Introduction to Learning

COMP111 Lectures 2020-12-08

Learning is the process of converting experience into expertise or knowledge.

For a machine the input to a learning algorithms is training data (representing experience) and the output is some expertise, which usually takes the form of another computer program that can perform some task.

Types of Learning

Supervised Learning

The learner is presented with examples:

\[(x_1,L(x_1)),\ldots,(x_n,L(x_n))\in \mathcal{X}\times\mathcal{Y}\]

This is to say that it contains a list of pairs where the first element is data and the second is a provided label.

of labelled data $x_i$ $(L(x_i)$ is the label of $x_i$) and the task is to generalise the examples to a function $f:\mathcal{X}\rightarrow\mathcal{Y}$. If $\mathcal{Y}$ is finite, then $f$ is also called a classifier.

Unsupervised Learning

The learner aims to find structure (also called patterns) in data without using examples. Clustering data into similar ones is a typical unsupervised learning problem.

Reinforcement Learning

Learning from rewards or punishments in a dynamic setting in which an agent has a long-term goal (winning a game, driving a car). Different from supervised learning as actions of the learner are not directly classified.

Examples

Hand-Written Digit Recognition

Say that you are given a set of handwritten numbers. There are a set of labelled images and the rest are unlabelled.

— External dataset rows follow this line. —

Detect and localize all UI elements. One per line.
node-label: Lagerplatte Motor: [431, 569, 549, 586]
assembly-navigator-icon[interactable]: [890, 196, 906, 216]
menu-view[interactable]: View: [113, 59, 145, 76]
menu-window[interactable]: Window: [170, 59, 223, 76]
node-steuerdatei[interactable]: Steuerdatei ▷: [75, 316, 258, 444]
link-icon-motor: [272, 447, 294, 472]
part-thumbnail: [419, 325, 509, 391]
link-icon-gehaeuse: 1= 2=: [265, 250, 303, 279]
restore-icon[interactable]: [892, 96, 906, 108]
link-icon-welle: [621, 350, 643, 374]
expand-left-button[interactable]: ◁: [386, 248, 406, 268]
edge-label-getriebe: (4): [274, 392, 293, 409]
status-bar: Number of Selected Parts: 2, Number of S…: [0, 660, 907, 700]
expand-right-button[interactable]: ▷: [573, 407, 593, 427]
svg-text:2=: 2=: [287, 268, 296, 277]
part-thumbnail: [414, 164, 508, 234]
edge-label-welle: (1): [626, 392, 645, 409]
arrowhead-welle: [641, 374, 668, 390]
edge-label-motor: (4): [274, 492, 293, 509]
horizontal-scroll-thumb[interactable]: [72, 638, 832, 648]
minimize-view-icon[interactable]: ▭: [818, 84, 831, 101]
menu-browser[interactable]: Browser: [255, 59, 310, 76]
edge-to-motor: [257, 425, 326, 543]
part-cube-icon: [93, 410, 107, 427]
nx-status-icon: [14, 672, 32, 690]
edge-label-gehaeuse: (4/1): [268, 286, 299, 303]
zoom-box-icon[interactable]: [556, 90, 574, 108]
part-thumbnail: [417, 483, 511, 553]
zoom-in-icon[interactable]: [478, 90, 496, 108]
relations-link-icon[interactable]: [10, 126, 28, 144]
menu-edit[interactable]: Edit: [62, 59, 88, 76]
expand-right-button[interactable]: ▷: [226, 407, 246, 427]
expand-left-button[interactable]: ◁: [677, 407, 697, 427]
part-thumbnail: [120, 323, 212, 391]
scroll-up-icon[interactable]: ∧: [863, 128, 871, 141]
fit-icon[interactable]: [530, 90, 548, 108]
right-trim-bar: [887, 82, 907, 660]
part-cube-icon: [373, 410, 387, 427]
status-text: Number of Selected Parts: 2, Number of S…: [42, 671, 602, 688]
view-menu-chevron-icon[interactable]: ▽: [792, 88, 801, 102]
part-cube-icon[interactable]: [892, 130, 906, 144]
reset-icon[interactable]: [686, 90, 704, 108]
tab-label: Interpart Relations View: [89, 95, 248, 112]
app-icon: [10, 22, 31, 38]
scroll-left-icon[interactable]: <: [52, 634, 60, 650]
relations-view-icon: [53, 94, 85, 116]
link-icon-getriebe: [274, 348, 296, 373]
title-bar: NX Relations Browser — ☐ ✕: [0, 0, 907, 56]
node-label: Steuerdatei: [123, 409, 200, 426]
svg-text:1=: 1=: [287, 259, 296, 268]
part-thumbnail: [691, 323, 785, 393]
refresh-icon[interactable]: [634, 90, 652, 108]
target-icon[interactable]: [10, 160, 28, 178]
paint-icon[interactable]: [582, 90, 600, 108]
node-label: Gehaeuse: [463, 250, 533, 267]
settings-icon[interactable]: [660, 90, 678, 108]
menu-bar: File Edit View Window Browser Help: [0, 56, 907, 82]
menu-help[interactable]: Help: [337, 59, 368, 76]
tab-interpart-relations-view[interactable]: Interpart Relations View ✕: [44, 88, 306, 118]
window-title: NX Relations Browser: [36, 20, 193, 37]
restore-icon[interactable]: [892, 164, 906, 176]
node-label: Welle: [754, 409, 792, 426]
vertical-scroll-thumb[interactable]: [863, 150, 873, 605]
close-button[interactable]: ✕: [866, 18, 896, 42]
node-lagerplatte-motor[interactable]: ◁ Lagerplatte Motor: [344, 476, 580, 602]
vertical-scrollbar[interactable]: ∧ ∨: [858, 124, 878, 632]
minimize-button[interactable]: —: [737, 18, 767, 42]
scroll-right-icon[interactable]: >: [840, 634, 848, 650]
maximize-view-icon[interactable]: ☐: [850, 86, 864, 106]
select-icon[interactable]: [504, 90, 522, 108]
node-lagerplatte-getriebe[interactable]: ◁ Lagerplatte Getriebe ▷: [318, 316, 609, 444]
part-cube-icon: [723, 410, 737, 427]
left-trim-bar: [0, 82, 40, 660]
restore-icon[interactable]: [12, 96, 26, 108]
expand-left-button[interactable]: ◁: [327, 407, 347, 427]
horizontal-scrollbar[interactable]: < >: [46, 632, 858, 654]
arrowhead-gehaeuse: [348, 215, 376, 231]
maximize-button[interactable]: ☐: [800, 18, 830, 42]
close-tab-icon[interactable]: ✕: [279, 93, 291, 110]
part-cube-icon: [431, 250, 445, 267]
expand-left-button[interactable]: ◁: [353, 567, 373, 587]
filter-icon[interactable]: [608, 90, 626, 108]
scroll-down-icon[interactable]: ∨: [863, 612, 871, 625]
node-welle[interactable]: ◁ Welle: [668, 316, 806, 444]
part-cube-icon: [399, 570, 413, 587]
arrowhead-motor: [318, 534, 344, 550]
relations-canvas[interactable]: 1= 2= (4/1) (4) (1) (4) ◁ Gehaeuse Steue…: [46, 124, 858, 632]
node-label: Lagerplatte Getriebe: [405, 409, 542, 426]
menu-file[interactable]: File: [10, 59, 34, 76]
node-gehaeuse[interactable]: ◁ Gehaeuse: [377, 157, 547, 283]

An input image of 28 by 28 pixels is given as a vector $\vec x=(x_1,\ldots,x_{28\times28}$ of real numbers. Learn a classifier:

$f:\{\text{images}\}\rightarrow\{0,1,2,3,4,5,6,7,8,9\}$

Face Detection

Learn a classifier:

$f:\{\text{image windows}\}\mapsto \{\text{non-face, frontal face,}$ $\text{profile-face}\}$

Again a supervised learning problem:

Start with training data:
- Image windows labelled with $\{\text{non-face, frontal face, profile-face}\}$.
- Generalise the training data to classifier $f$.

Spam Detection

Detect whether incoming email is pam or not.

A supervised learning problem:

Learn classifier:
\[f:\{\text{emails}\}\rightarrow\{\text{spam, not-spam}\}\]
from labelled input data (emails).

Input data is word-count (e.g. word viagra in email indicated spam.)

Requires a learning system as “enemy” keeps innovating.

When do we Need Machine Learning?

The problem’s complexity.
The need for adaptivity.

Tasks that are too Complex to Program

Tasks performed by animals/humans.
- There are numerous tasks that we human beings perform routinely, yet our introspection concerning how we do them is not sufficiently elaborate to extract a well defined program.
- Examples are given above.
- Machine learning programs achieve quite satisfactory results.
Tasks beyond human capabilities.
- Another wide family of tasks that benefit from machine learning techniques are related to the analysis of very large and complex data sets.
- Examples include: astronomical data, weather prediction, web search engines.
- Meaningful information is buried in data archives that are way too large and too complex for humans to make sense of.

Adaptivity

One limiting feature of programmed tools is their rigidity. Once a program has been written down and installed, it stays unchanged. However many tasks change over time or from one user to another.
Machine learning tools (programs whose behaviour adapts to their input data) offer a solution to such issues; they are, by nature, adaptive to changes in the environment they interact with.
Examples include individual handwritten text, spam detection, speach recognition.